Life just isn't made as easy for us humans as it is for birds.  If we could fly, we wouldn't worry over cars.  I'm most pleased though, that my sustenance consists of more than worms and bugs or kind seeds and biscuit crumbs that little old ladies leave in the yard for me.  I suppose we make a fair trade with the fowls, in exchange for the inability to fly.  I know that worrying is often a choice I make.  I have rarely gone with an unmet need.
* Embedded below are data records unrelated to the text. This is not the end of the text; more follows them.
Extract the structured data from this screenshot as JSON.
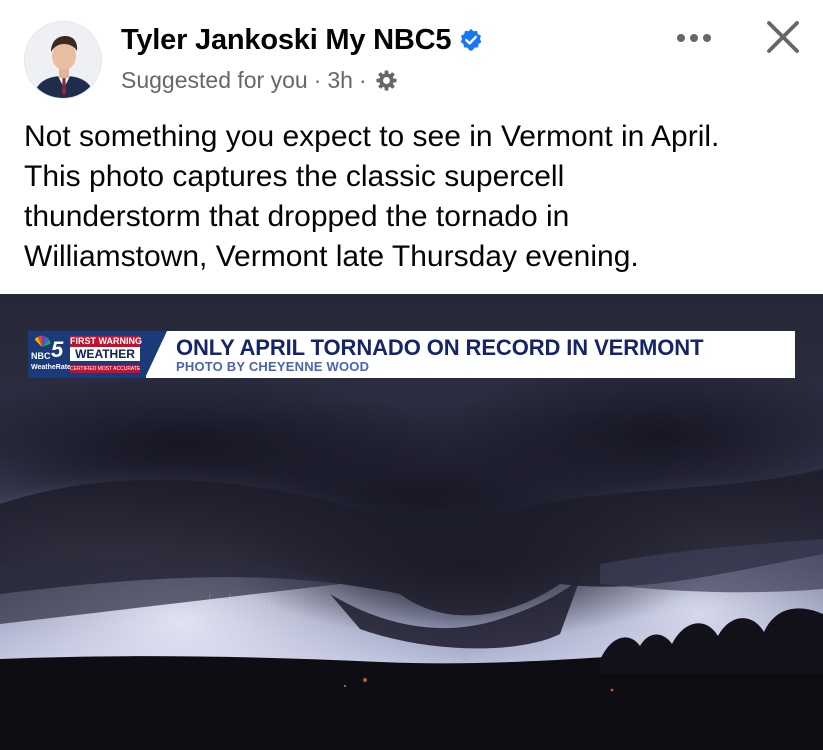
{
  "post": {
    "author": "Tyler Jankoski My NBC5",
    "meta_suggested": "Suggested for you",
    "meta_dot": "·",
    "meta_time": "3h",
    "text_lines": [
      "Not something you expect to see in Vermont in April.",
      "This photo captures the classic supercell",
      "thunderstorm that dropped the tornado in",
      "Williamstown, Vermont late Thursday evening."
    ]
  },
  "icons": {
    "verified": "verified-badge-icon",
    "audience": "gear-icon",
    "more": "more-options-icon",
    "close": "close-icon"
  },
  "photo": {
    "lower_third": {
      "station_number": "5",
      "nbc": "NBC",
      "first_warning": "FIRST WARNING",
      "weather": "WEATHER",
      "weatherate": "WeatheRate",
      "tag": "CERTIFIED MOST ACCURATE",
      "headline": "ONLY APRIL TORNADO ON RECORD IN VERMONT",
      "credit": "PHOTO BY CHEYENNE WOOD"
    }
  },
  "colors": {
    "verified_blue": "#1877f2",
    "secondary_text": "#65676b",
    "headline_navy": "#16246a",
    "station_navy": "#1a3a7a",
    "station_red": "#c8102e"
  }
}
We humans, blessed with big ol' brains and hearts that hold a multitude of emotions are blessed in different ways.  For all the tending we must do, all the anxiety we carry with us, a deep well of  inner experience is ours for the living.  We take the joy and sorrow, the victory and defeat as we see fit.  We allow ourselves the freedom, not to fly above the clouds, but to draw from our own souls whatever feeling in which we want to indulge as life throws curveballs at us. Lately I've drawn up some heavy sorrow, deep grief, some frustration and anxiety; but I know that I can always send the bucket down again, draw up something more fulfilling.  I can sit with this bucket-full of dreary-ness today in perfect hope that in time, something better will bubble up.  A refinement of sorts, that can only be created from times of drought and despair will eventually spring up from my soul, giving me just what I need to keep facing another sunrise.
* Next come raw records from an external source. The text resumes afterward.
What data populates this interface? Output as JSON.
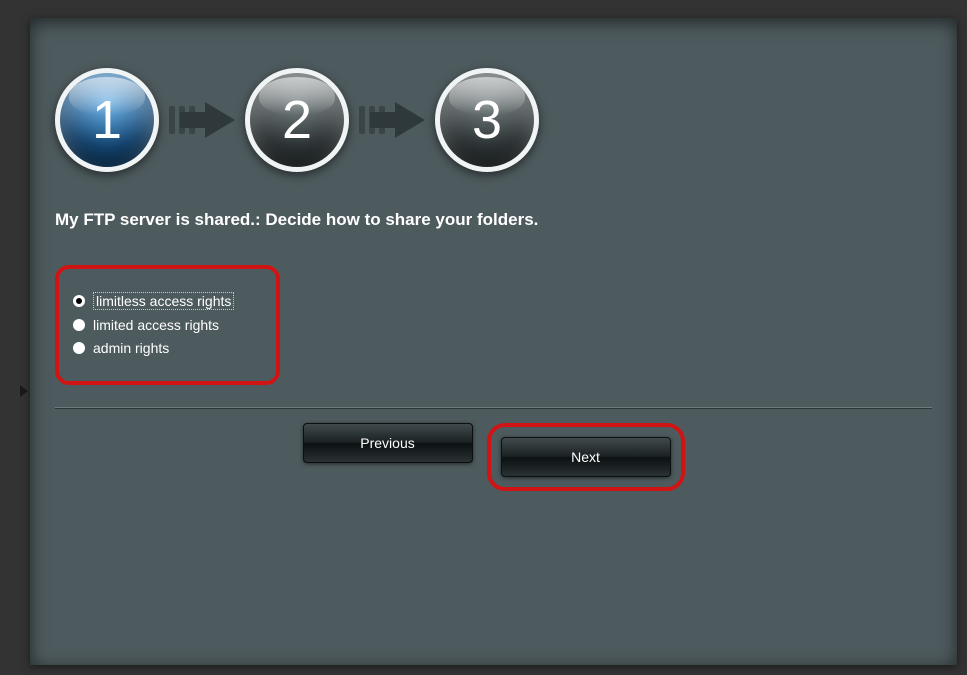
{
  "steps": {
    "s1": "1",
    "s2": "2",
    "s3": "3"
  },
  "heading": "My FTP server is shared.: Decide how to share your folders.",
  "options": {
    "o1": "limitless access rights",
    "o2": "limited access rights",
    "o3": "admin rights"
  },
  "buttons": {
    "previous": "Previous",
    "next": "Next"
  }
}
You know, I rarely reference scripture, but those three tiny birds I saw this morning made this portion pop into my head.  I share it with you here, in the spirit of our mutual humanity.  May your worries and mine be set aside, if only for today.

Luke 12:22-26

22 And He said unto His disciples, “Therefore I say unto you, take no thought for your life, what ye shall eat; neither for the body, what ye shall put on.
23 The life is more than meat, and the body is more than raiment.
24 Consider the ravens: for they neither sow nor reap, they neither have storehouse nor barn, and God feedeth them. How much more are ye better than the fowls?
25 And which of you by taking thought can add to his stature one cubit?
26 If ye then be not able to do that thing which is least, why take ye thought for the rest?